Comment 2 Francis VAN AEKEN 2019-09-24 21:46:28 UTC
Created attachment 36798 [details]
Application code, using embedded Tomcat 8.5.46
Comment 3 Francis VAN AEKEN 2019-09-24 21:47:19 UTC
We have retested using Tomcat 8.5.46 (new code attached), and could still reproduce the problem, following the steps below.

Start the Tomcat application
Start the proxy
Start the test client (SadPath)
Wait for 20 minutes
Shut down the client
Shut down the proxy
Take a heapdump of the Tomcat application
In the heapdump, observe 100+ instances of each of the classes below

org.apache.coyote.Request
org.apache.catalina.connector.Request
org.apache.coyote.RequestInfo
org.apache.tomcat.websocket.server.WsHandshakeRequest
org.apache.catalina.connector.RequestFacade
Comment 4 Mark Thomas 2019-09-26 19:39:11 UTC
Thanks for the report and the test case. It makes it so much easier to track down and fix bugs when you have this much information to start from.
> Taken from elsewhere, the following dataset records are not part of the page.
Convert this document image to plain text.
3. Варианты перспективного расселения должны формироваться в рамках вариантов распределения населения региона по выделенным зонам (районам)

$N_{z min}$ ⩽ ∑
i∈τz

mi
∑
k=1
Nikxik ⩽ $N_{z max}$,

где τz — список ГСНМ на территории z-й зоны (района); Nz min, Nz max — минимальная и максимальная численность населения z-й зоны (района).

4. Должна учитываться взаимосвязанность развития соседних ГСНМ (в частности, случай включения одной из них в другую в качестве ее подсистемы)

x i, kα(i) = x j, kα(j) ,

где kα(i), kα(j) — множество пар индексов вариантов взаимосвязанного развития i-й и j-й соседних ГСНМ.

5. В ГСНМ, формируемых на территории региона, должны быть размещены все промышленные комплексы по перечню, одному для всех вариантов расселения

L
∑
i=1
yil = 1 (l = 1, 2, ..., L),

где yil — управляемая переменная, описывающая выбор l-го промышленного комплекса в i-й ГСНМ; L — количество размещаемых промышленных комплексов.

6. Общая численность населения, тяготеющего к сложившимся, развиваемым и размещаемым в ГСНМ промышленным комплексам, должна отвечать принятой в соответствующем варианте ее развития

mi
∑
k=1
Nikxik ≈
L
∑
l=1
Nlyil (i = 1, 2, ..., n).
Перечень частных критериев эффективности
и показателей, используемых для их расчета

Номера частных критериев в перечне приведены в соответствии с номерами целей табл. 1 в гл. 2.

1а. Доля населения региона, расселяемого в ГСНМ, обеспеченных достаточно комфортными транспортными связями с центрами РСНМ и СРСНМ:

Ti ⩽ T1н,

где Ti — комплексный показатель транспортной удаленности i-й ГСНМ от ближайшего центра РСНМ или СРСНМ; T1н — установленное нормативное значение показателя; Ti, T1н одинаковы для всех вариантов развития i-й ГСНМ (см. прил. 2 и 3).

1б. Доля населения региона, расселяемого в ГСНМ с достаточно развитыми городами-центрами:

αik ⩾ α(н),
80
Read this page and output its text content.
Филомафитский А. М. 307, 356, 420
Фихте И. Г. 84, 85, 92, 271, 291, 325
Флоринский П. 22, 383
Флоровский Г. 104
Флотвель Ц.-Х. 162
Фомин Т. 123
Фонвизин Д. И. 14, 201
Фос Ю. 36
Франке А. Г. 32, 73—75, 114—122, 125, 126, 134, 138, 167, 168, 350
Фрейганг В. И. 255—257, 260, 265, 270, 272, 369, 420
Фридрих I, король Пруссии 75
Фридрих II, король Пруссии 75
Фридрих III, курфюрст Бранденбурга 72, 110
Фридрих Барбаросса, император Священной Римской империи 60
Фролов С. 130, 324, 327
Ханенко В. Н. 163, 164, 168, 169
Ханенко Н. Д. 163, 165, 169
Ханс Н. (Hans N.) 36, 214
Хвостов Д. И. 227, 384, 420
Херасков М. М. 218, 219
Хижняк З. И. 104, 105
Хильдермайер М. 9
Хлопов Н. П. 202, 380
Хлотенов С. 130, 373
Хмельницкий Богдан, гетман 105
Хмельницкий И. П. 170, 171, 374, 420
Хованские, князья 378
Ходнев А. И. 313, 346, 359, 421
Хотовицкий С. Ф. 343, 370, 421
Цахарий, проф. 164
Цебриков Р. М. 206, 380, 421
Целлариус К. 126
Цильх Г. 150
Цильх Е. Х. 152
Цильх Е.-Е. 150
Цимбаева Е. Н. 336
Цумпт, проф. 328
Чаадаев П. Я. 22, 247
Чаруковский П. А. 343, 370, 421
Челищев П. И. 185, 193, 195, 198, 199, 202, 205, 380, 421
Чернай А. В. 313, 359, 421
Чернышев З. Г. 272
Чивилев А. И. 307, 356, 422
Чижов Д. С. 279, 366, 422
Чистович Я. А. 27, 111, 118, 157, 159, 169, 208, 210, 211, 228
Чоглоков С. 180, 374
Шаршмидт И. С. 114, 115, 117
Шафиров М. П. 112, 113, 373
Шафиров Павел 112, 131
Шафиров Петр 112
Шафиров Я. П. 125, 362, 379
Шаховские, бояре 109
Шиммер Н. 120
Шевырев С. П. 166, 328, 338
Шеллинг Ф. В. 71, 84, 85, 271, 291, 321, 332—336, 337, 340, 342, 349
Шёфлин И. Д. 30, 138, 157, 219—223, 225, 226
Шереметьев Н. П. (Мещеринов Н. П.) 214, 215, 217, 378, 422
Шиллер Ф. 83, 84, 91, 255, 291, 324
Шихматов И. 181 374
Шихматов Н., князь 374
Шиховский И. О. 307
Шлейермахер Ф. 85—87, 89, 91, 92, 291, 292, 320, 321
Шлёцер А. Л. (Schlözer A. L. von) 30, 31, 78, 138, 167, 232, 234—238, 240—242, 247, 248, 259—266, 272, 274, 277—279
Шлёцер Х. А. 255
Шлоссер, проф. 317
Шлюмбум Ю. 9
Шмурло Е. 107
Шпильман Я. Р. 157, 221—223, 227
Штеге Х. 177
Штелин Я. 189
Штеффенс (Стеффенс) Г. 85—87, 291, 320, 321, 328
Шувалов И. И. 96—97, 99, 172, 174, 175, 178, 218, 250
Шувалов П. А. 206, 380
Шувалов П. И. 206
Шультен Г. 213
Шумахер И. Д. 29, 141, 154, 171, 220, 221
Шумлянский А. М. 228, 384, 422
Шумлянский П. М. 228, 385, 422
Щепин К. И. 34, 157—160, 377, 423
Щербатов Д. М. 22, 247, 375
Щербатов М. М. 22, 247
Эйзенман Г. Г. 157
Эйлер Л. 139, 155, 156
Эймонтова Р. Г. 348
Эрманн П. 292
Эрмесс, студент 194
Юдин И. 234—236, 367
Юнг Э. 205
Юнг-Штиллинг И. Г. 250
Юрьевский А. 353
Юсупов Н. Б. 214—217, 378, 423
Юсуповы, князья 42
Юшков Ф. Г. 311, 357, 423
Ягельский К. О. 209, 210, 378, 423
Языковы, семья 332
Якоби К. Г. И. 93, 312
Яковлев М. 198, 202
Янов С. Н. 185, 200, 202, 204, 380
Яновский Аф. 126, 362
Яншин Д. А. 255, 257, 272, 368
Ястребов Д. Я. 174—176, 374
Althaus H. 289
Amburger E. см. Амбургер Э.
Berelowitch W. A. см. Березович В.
For the record, it was not what would normally a resource leak. More a failure to clean-up in a timely manner. Given enough (error free) further processing, the objects would have been cleaned up.

Fixed in:
- master for 9.0.27 onwards
- 8.5.x for 8.5.47 onwards
- 7.0.x for 7.0.97 onwards
Comment 5 Francis VAN AEKEN 2019-09-26 21:00:37 UTC
Thank you for addressing this issue so swiftly. We are impressed. Keep up the good work!